82. 7) Polymerization

Next is polymerization step in which the resin is allowed to set overnight at
a temperature of 60 degree in an oven..

8) Sectioning
The specimen must be cut into very thin sections for electron microscopy so
that the electrons are semitransparent to electrons. These
sections are cut on an ultramicrotome which is a device with a glass or
diamond knife. For best resolution the sections must be 30 to 60 nm. The
resin block can be made ready for the sectioning by trimming it at the tip
with a razor blade or black trimmer so that the smallest cutting face is
available. Fix the block to a microtome and cut the sections. Sections float
onto a surface of liquid held in trough and remain together in a form of
ribbon. Freshly distilled water is generally used to fill the trough. These
sections are then collected onto a copper grid and viewed under the
microscope.


83.  Advantages
 TEMs find application in cancer research, virology, materials science as well
as pollution, nanotechnology, and semiconductor research.

 TEM is however a significant achievement of quantum mechanical
understanding of electron. It was a major step in magnification studies and
obtaining better resolution than optical microscopes and hence is a very
important building block in study of application of quantum mechanics.
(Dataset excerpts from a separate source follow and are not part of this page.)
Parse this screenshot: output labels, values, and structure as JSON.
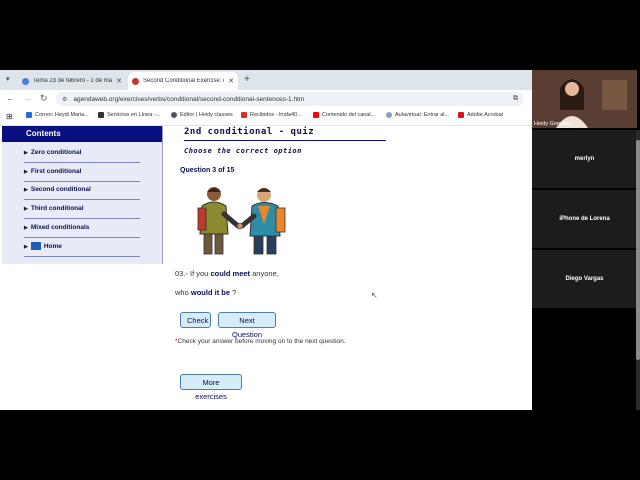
{
  "browser": {
    "tabs": [
      {
        "title": "Tema 23 de febrero - 1 de ma",
        "favicon_color": "#4a7fd8",
        "active": false
      },
      {
        "title": "Second Conditional Exercise: q",
        "favicon_color": "#c0392b",
        "active": true
      }
    ],
    "url": "agendaweb.org/exercises/verbs/conditional/second-conditional-sentences-1.htm",
    "bookmarks": [
      {
        "label": "Correo: Heydi Maria...",
        "icon_color": "#1e6fd9"
      },
      {
        "label": "Servicios en Línea -...",
        "icon_color": "#333333"
      },
      {
        "label": "Editor | Heidy classes",
        "icon_color": "#555555"
      },
      {
        "label": "Recibidos - lmda40...",
        "icon_color": "#d93025"
      },
      {
        "label": "Contenido del canal...",
        "icon_color": "#ff0000"
      },
      {
        "label": "Aulavirtual: Entrar al...",
        "icon_color": "#8aa0c0"
      },
      {
        "label": "Adobe Acrobat",
        "icon_color": "#d4191a"
      }
    ]
  },
  "sidebar": {
    "title": "Contents",
    "items": [
      {
        "label": "Zero conditional"
      },
      {
        "label": "First conditional"
      },
      {
        "label": "Second conditional"
      },
      {
        "label": "Third conditional"
      },
      {
        "label": "Mixed conditionals"
      },
      {
        "label": "Home"
      }
    ]
  },
  "quiz": {
    "title": "2nd conditional - quiz",
    "subtitle": "Choose the correct option",
    "question_counter": "Question 3 of 15",
    "sentence": {
      "prefix": "03.- If you",
      "verb1": "could meet",
      "mid": "anyone,",
      "line2_prefix": "who",
      "verb2": "would it be",
      "suffix": "?"
    },
    "check_label": "Check",
    "next_label": "Next Question",
    "note_star": "*",
    "note": "Check your answer before moving on to the next question.",
    "more_label": "More exercises"
  },
  "participants": [
    {
      "name": "Heidy González"
    },
    {
      "name": "merlyn"
    },
    {
      "name": "iPhone de Lorena"
    },
    {
      "name": "Diego Vargas"
    }
  ]
}
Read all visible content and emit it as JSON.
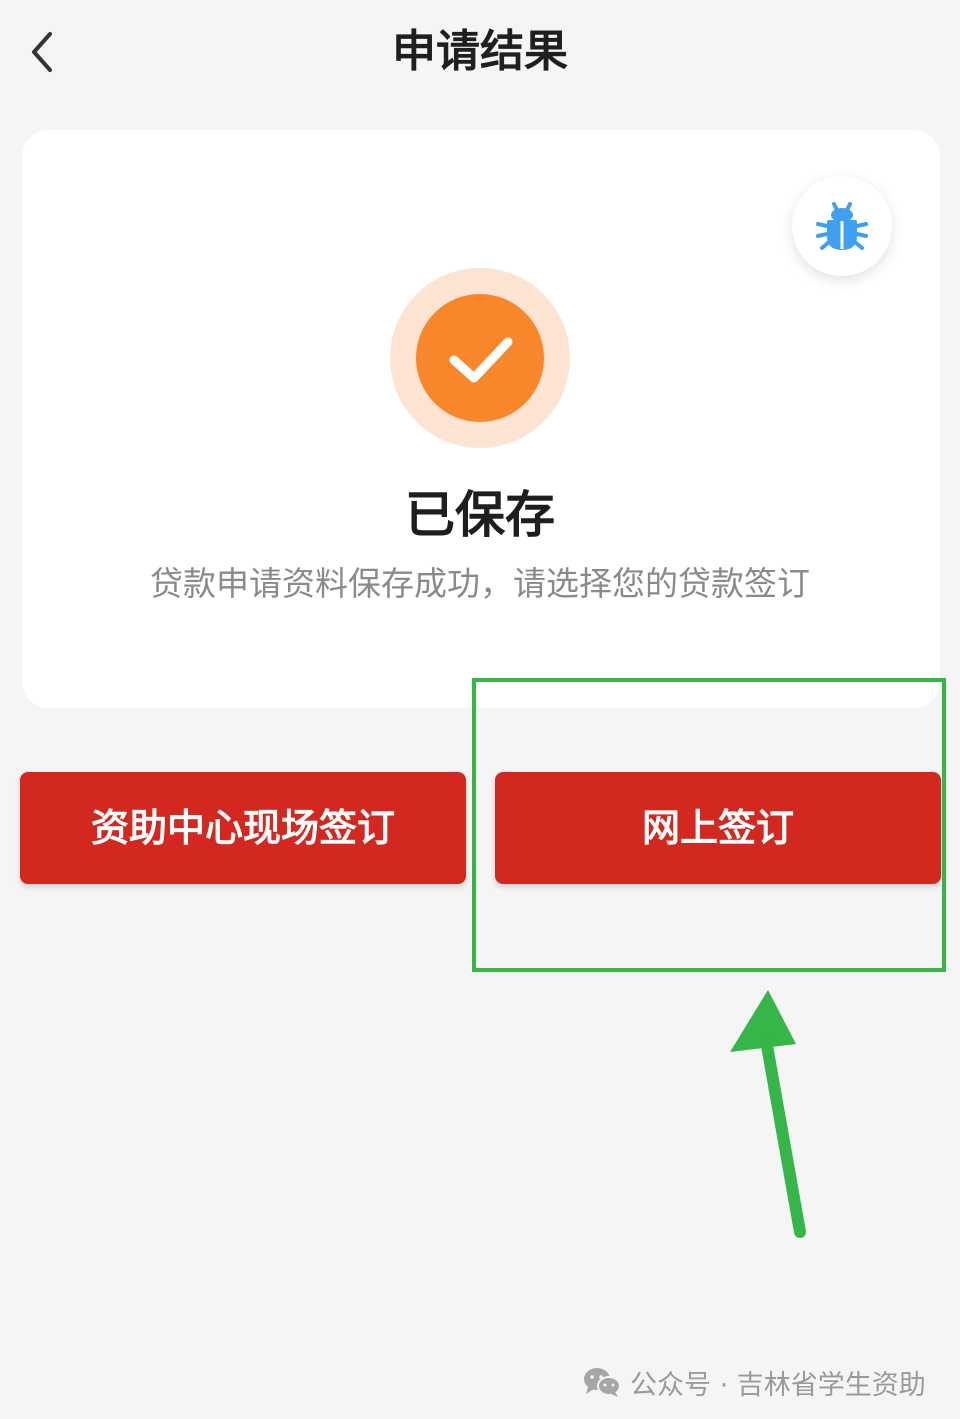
{
  "header": {
    "title": "申请结果",
    "back_icon": "chevron-left-icon"
  },
  "result": {
    "status_icon": "check-circle-icon",
    "status_title": "已保存",
    "description": "贷款申请资料保存成功，请选择您的贷款签订",
    "debug_icon": "bug-icon"
  },
  "actions": {
    "onsite_label": "资助中心现场签订",
    "online_label": "网上签订"
  },
  "annotation": {
    "highlight_color": "#36b549"
  },
  "watermark": {
    "icon": "wechat-icon",
    "text": "公众号 · 吉林省学生资助"
  },
  "colors": {
    "primary_red": "#d3281f",
    "accent_orange": "#f7872a",
    "bug_blue": "#3f9ff0"
  }
}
Moreover it is very commonly used in studies of material structures and
properties and for other experimental purposes.

84.  Limitations
 There are a number of drawbacks to the TEM technique. Many materials require
extensive sample preparation to produce a sample thin enough to be electron
transparent, which makes TEM analysis a relatively time consuming process with a
low throughput of samples. The structure of the sample may also be changed during
the preparation process. Also the field of
 view is relatively small, raising the possibility that the region analysed may not be
characteristic of the whole sample. There is potential that the sample may be
damaged by the electron beam, particularly in the case of biological materials.